Ik zou iets niet leuk vinden, maar hij zou het haten. Ik heb me nooit teruggetrokken en hij wilde vechten. Hij daagde al mijn gedachten uit, gewoon door te ademen. Hij liet me zien hoe mijn snelle oordelen over anderen vaak leidden tot iets wat ik niet wilde. Ik heb geleerd dat ik niet overal een mening over hoef te hebben. Hij liet me zien dat alleen omdat iemand je uitdaagt, je hem niet hoeft te verslaan. En hoe zou ik eruit hebben gezien om een ​​oude man in elkaar te slaan om niets?

Mijn mening is niet meer zo belangrijk voor me. Ik hoef mijn territorium niet te verdedigen als een hondsdolle wolf. Het is oké om gewoon je schouders op te halen en te glimlachen. Dat heb ik allemaal geleerd van een man die iedereen om me heen psychotisch noemt.

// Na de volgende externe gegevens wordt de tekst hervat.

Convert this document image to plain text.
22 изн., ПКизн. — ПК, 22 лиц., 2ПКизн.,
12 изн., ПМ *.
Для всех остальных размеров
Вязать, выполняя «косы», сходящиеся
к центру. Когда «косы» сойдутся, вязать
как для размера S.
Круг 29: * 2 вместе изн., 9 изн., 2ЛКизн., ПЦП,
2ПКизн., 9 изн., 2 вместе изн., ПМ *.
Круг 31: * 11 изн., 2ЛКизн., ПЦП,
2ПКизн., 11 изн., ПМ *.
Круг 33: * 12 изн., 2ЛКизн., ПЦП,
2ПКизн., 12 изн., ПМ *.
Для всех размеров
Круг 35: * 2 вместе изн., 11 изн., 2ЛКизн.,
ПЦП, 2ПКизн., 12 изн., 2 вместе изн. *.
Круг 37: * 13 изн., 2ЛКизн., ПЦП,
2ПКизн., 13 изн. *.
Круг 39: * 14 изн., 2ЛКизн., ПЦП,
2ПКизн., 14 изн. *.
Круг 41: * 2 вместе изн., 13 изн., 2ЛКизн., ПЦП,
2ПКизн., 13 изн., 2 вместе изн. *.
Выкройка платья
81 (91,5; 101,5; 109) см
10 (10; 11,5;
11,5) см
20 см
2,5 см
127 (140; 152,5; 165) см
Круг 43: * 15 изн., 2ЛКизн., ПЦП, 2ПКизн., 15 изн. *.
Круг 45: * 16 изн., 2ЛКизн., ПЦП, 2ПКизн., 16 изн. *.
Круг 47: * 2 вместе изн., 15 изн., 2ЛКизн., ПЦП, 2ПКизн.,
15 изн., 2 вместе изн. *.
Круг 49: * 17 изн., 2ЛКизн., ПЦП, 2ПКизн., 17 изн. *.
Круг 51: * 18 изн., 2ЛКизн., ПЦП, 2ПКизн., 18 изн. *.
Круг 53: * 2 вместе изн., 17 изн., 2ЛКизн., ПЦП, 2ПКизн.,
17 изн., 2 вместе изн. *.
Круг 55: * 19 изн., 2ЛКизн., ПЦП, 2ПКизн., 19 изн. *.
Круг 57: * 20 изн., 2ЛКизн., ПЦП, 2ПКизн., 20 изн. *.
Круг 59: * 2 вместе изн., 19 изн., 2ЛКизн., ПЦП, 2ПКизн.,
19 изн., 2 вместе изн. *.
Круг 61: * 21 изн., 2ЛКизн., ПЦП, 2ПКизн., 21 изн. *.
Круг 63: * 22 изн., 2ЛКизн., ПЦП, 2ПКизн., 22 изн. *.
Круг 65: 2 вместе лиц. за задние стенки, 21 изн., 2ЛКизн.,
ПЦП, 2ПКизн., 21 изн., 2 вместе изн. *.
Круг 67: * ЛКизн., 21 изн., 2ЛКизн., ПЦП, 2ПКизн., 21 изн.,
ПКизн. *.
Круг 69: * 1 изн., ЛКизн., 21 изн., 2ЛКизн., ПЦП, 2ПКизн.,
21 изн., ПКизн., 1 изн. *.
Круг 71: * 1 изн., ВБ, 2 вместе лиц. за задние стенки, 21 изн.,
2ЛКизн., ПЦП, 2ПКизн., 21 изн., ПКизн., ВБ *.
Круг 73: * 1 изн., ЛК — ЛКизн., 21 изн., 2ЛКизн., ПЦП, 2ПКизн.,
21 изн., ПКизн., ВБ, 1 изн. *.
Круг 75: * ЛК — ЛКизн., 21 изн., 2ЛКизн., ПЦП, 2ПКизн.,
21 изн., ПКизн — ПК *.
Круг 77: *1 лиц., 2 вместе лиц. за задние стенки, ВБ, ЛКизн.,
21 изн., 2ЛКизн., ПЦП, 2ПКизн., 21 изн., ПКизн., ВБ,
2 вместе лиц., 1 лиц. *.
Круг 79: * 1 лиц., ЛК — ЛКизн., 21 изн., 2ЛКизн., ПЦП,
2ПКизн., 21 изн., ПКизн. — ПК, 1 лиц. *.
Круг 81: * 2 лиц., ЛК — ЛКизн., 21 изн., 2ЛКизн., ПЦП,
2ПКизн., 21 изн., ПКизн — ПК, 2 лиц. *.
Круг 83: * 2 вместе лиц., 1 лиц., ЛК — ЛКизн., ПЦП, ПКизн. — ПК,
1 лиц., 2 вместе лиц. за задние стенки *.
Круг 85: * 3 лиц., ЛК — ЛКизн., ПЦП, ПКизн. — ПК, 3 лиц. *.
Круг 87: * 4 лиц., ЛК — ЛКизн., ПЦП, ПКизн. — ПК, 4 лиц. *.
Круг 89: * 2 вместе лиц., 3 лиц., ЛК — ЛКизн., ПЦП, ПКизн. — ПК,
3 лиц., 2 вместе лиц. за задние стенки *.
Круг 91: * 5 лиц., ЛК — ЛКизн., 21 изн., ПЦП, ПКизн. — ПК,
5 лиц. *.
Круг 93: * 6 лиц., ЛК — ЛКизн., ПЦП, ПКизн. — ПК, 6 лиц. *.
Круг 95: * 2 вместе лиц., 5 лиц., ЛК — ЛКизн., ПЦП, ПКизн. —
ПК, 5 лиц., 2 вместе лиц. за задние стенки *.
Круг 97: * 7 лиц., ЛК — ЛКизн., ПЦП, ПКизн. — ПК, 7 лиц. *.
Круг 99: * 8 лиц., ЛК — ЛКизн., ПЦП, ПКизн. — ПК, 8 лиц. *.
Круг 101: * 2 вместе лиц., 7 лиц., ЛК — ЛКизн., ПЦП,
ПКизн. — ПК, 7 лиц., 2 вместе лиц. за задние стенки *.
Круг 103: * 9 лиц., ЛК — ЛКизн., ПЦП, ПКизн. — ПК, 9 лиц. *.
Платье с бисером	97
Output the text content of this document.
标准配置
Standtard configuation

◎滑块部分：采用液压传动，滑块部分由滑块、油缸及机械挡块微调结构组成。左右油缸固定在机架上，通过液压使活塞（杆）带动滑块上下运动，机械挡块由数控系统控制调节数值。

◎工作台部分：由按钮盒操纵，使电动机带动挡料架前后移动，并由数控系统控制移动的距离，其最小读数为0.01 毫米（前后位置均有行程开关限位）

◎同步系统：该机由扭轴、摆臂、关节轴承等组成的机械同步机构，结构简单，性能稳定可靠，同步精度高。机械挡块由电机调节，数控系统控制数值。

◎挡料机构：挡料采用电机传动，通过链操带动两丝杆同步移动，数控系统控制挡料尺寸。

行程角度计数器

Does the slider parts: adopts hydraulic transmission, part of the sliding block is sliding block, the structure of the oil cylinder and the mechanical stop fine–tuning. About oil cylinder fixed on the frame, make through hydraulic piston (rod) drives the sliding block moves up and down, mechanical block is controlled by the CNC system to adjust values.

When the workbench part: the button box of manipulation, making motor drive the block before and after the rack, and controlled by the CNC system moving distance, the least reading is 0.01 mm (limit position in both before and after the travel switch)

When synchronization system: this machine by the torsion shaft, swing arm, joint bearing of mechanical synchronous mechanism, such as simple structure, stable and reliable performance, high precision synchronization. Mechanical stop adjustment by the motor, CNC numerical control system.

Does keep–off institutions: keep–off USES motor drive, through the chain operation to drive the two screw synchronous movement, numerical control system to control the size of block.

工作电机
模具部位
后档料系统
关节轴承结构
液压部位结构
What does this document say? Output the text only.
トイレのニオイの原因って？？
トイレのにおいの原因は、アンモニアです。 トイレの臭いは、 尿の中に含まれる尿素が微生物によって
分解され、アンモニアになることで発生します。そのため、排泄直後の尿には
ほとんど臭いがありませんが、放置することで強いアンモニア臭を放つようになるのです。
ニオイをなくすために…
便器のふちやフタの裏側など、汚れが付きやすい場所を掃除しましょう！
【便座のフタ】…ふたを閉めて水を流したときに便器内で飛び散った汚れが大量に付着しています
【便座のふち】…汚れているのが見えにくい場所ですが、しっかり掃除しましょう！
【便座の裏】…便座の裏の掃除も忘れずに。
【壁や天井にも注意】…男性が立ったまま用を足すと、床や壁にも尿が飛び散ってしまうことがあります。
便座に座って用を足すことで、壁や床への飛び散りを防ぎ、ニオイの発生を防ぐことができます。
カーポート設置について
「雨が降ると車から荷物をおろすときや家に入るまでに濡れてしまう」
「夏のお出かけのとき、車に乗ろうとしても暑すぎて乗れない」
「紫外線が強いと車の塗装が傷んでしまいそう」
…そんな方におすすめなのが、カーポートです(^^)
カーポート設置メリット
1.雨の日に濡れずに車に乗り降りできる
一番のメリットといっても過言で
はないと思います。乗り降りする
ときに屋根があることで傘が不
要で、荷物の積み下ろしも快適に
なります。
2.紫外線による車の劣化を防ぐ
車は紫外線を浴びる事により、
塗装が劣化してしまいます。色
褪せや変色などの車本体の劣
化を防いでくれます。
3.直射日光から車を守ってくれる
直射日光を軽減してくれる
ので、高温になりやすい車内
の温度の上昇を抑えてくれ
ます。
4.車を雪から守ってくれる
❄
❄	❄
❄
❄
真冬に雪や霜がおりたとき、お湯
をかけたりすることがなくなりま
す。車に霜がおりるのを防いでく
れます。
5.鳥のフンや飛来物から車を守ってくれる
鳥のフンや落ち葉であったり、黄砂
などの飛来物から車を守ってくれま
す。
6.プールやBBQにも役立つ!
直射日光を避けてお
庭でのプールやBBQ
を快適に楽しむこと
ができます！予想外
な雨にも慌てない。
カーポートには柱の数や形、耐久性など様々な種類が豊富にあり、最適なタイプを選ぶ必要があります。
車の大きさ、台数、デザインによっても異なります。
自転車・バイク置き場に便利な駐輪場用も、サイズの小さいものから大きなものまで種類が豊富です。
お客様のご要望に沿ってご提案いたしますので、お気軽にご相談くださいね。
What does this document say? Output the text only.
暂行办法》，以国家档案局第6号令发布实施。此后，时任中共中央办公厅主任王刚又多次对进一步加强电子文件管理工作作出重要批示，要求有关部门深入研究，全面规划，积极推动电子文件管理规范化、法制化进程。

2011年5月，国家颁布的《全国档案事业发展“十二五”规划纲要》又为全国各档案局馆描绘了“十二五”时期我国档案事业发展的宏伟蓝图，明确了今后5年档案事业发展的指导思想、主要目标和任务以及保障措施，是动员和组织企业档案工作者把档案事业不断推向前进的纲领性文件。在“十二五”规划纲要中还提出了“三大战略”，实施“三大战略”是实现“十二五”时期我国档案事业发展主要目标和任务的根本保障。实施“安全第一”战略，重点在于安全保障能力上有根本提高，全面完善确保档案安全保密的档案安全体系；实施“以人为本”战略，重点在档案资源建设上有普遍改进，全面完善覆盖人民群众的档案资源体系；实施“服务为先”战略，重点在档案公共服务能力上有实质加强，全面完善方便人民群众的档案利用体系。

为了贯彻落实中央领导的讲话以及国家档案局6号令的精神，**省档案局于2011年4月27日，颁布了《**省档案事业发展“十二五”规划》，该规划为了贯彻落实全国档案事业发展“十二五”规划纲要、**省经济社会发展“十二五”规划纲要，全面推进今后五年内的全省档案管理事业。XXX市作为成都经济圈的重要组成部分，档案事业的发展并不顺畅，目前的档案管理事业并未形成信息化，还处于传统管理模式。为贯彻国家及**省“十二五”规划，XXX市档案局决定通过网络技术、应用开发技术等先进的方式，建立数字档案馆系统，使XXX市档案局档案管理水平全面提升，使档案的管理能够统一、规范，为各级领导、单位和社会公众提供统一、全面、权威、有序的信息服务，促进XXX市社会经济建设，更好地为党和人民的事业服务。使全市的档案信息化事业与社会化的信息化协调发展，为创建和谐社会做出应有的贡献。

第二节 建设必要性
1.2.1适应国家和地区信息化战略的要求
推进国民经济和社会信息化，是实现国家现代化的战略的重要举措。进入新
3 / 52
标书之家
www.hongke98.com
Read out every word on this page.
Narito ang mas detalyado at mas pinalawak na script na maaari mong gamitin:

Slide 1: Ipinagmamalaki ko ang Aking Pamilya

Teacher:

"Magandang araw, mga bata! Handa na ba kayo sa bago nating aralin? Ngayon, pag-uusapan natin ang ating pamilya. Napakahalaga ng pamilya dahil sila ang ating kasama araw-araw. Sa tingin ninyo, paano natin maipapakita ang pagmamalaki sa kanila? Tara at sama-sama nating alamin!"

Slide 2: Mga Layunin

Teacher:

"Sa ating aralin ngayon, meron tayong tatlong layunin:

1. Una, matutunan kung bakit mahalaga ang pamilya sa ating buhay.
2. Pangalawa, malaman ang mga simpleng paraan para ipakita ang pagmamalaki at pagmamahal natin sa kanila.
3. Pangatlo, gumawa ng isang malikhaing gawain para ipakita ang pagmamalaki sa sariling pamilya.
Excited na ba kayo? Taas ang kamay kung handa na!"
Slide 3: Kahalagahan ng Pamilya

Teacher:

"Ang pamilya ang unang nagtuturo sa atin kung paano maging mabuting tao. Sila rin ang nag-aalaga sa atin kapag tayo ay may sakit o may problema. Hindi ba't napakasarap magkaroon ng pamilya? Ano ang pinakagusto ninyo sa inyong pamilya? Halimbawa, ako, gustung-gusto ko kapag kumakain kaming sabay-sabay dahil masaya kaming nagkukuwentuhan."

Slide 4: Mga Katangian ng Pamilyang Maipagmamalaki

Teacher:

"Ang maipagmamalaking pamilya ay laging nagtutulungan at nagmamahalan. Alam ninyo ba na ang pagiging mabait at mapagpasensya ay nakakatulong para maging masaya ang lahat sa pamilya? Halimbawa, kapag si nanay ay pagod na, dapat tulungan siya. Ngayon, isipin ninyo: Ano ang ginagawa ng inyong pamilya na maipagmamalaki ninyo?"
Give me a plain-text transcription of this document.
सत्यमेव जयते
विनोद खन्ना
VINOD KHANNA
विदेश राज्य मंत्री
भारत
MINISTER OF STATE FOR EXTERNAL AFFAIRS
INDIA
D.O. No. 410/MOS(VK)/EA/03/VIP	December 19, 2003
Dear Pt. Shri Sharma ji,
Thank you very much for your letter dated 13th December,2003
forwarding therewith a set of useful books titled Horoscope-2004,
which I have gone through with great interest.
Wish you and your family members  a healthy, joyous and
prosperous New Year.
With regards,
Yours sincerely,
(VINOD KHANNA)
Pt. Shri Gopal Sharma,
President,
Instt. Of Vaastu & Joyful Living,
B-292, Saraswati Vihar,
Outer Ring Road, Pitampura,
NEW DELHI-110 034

Ik weet niet of dat voor iedereen zou werken, maar voor mij werkt het. Ik ben uitgejouwd en ik heb anderen uitgejouwd, en het rad van kreten blijft maar draaien. Het is saai en ik ben moe. Ik zeg niet dat ik nooit meer zal vechten, maar oef, ik zal zeker teleurgesteld zijn als ik dat wel doe.

Dus ja, je hebt gelijk. Ik denk dat mijn praktijk zich op een plateau bevond, maar als ik terugkijk op hoe ver ik ben gekomen, heb ik het gevoel dat ik nu op een piek sta. Dus ik ga gewoon door.

opgesloten mensen

Veel gedetineerden uit de hele Verenigde Staten corresponderen met de eerbiedwaardige Thubten Chodron en kloosterlingen uit de Sravasti-abdij. Ze bieden geweldige inzichten in de manier waarop zij de Dharma toepassen en ernaar streven zichzelf en anderen van nut te zijn, zelfs in de moeilijkste situaties.